Caballerocaballerolamascarilla era una de las frases míticas de la pandemia. Todos éramos potenciales delincuentes, obligados a pasear como Dick Turpin, enmascarados y agazapados al paso de un vehículo policial. Era todo puro surrealismo, y visto ahora todavía más absurdo.
Todos los día llegan noticias que te recuerdan aquella época tan delirante: hasta ha vuelto Fernando Simón, el de la almendra, el hombre que alguien lleva tatuado en la pierna (ojalá saber quién es) y que se fue a surfear a Portugal mientras nos mandaba llevar la cara tapada en la playa, al aire libre y al sol. Por supuesto en Portugal no había esa obligación absurda, por eso iba el epidemiólogo carismático sin ella y tan pancho con su bañador y su tabla mientras aquí algunos nos preguntábamos qué ocurría, por qué el virus era mortal en la playa de Riazor pero estaba tan pancho en las playas del Algarbe. Pero bueno, los que nos preguntábamos cosas éramos magufos, bebelejías y por supuesto insolidarios y malas personas. Por ejemplo, eras muy mala persona si te preguntabas el porqué de aquella medida que obligaba a ir en coches distintos a dos personas que acababan de dormir en la misma cama, pero claro, no eras virólogo (solo podían hablar de aquellas cosillas los virólogos, cualquier otro médico que se preguntara cosas era rápidamente catalogado de bebelejías y chupabarandillas, qué tiempos) y al no ser virólogo se te escapaban esos pequeños detalles que el virus detecta en su inmenso poder. El virus en casa no te infecta pero en el coche sí, claro que si vas en el asiento trasero pero no en línea con el conductor el virus sabe que no puede contagiar, es un virus muy repelente. “Bebelejías”, me decían. Yo soy más de Somontano, la verdad. O de Valdepeñas. Aún recuerdo la risa loca que me entró cuando le pusieron a la playa un contador de personas. El virus a partir de las 100 personas contagia, así que hay que dejarle bien claro que la gente que entra por la que sale, como los pallets y los peces. Otro de los delirios que nuestros gobernantes idearon fue el de salir a pasear por edades, porque el virus elige muy bien a sus presas, y si sale de un joven apuesto será mucho más virulento que si sale de una señora mayor. De los niños mejor no hablar, aún me acuerdo de aquella pobre cría del “es mejor eso que morirse” cuando la mortalidad en esas edades era inexistente.

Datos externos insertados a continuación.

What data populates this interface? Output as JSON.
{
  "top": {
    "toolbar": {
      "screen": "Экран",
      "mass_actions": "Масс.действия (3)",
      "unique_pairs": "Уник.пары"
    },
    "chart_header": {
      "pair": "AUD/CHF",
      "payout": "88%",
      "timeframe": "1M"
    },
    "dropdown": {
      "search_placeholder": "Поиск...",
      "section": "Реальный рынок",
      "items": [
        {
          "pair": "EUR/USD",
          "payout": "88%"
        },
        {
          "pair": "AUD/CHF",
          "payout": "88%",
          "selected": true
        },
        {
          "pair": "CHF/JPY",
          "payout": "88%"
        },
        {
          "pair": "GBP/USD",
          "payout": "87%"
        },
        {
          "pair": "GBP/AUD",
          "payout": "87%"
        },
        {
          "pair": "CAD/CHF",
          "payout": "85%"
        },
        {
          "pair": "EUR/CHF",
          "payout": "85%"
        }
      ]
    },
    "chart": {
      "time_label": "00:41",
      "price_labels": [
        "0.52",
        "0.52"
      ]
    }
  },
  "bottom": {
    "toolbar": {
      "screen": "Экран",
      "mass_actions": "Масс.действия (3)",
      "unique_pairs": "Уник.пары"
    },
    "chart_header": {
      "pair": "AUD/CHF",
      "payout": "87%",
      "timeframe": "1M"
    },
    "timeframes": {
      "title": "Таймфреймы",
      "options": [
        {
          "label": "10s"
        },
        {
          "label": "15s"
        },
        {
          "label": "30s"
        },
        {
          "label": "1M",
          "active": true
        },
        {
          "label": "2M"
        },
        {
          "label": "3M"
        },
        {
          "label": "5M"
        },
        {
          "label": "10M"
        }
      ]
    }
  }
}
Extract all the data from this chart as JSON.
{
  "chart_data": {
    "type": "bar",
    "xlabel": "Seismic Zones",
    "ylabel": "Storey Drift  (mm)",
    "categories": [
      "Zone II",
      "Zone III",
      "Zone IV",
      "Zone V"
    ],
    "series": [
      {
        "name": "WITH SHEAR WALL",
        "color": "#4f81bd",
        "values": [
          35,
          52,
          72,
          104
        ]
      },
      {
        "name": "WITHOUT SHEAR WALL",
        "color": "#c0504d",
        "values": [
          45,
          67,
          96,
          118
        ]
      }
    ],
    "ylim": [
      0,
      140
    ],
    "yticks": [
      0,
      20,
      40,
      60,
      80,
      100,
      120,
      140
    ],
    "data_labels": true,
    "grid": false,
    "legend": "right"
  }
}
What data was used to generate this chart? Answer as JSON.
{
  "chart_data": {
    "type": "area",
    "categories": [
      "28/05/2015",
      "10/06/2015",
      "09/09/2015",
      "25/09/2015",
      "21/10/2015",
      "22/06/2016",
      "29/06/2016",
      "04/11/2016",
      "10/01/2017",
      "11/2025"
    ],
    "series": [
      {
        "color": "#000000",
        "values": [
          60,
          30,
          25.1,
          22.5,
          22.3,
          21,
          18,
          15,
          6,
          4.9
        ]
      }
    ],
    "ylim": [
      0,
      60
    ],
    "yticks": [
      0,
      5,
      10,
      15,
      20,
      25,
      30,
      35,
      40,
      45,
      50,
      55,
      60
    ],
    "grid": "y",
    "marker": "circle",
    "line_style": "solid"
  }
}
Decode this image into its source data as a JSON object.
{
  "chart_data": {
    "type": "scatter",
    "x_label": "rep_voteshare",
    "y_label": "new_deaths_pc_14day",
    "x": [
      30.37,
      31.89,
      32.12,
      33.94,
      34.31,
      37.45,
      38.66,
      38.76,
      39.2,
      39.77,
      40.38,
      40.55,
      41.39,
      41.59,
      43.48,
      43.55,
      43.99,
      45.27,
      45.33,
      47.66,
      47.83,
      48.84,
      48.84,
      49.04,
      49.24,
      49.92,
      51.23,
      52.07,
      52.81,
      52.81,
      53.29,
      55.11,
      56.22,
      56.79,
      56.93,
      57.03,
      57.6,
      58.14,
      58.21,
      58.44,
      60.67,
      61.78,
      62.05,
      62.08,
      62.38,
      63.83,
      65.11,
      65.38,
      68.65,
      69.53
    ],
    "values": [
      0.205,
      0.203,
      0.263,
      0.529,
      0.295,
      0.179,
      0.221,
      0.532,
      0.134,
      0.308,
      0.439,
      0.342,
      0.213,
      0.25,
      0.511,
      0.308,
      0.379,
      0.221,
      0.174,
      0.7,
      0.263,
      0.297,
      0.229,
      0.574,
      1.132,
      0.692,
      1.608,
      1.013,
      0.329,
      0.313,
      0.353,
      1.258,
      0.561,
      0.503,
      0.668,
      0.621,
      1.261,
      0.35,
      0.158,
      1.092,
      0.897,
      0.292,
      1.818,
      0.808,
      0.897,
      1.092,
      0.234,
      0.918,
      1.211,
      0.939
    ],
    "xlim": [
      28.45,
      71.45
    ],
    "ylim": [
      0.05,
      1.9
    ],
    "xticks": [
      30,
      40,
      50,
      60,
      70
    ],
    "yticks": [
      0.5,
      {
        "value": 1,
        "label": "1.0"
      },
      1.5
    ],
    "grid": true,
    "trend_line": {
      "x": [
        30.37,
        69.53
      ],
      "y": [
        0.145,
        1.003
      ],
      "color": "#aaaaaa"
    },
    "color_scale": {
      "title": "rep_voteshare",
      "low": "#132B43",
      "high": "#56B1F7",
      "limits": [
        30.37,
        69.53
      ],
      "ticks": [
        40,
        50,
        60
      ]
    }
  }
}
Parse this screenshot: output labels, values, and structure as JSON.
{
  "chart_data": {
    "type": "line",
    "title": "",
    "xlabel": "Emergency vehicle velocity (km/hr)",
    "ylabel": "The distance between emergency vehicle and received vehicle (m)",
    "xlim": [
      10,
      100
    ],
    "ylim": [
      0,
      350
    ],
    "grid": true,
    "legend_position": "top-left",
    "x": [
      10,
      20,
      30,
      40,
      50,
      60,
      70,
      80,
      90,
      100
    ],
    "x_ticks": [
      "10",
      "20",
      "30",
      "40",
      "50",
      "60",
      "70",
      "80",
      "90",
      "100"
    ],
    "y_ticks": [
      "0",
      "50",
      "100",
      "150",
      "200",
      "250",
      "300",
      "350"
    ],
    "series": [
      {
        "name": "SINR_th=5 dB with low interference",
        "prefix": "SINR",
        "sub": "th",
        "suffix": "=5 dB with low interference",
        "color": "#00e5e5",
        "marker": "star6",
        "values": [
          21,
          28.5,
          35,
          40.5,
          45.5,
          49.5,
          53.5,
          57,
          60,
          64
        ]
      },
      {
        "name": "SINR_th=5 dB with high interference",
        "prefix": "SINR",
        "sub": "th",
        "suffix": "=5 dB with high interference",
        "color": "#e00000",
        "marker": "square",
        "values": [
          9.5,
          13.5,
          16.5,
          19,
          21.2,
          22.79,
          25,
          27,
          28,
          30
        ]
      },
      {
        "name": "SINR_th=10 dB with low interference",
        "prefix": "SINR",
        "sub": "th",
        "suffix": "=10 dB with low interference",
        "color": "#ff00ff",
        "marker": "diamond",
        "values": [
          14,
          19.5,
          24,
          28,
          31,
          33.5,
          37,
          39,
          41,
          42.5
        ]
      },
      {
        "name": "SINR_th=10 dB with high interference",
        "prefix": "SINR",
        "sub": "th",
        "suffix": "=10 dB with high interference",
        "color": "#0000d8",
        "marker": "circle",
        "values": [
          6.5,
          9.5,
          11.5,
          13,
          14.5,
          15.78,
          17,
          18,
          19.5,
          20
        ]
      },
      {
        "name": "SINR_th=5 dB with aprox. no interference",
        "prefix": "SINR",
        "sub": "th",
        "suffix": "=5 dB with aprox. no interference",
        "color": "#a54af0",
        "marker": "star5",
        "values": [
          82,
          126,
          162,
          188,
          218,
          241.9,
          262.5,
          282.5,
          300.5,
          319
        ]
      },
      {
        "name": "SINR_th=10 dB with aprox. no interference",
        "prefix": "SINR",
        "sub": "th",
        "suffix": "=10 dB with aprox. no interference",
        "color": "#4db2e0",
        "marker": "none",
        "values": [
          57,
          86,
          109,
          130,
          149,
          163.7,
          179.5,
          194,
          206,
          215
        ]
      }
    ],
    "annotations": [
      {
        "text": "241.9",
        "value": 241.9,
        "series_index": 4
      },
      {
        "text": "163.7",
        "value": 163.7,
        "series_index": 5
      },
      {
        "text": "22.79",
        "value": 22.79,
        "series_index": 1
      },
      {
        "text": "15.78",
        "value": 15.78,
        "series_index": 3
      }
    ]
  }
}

Este invierno ha vuelto la gripe (nunca se fue) y nuestros amados gobernantes han intentado volver a esas costumbres con poco éxito. La gente quedó harta de la distancia social (un invento de Fauci reconocido por él), de no poder verle la cara a sus familiares y amigos, de no poder despedirse de sus seres queridos, de llevar un trapo en la boca que se quitaba al comer y se ponía para entrar y salir del bar.
La gente ha visto lo que ocurrió en Suecia (menos mortalidad que países con confinamientos estrictos como el nuestro) y empieza a atar cabos. Resumiendo, los “expertos” (ósea, uno solo) se inventaron las medidas más absurdas y restrictivas posibles y ahí siguen, atragantándose con almendras y surfeando las olas en una eterna vacación de la que salen solo para idear alguna nueva restricción ridícula.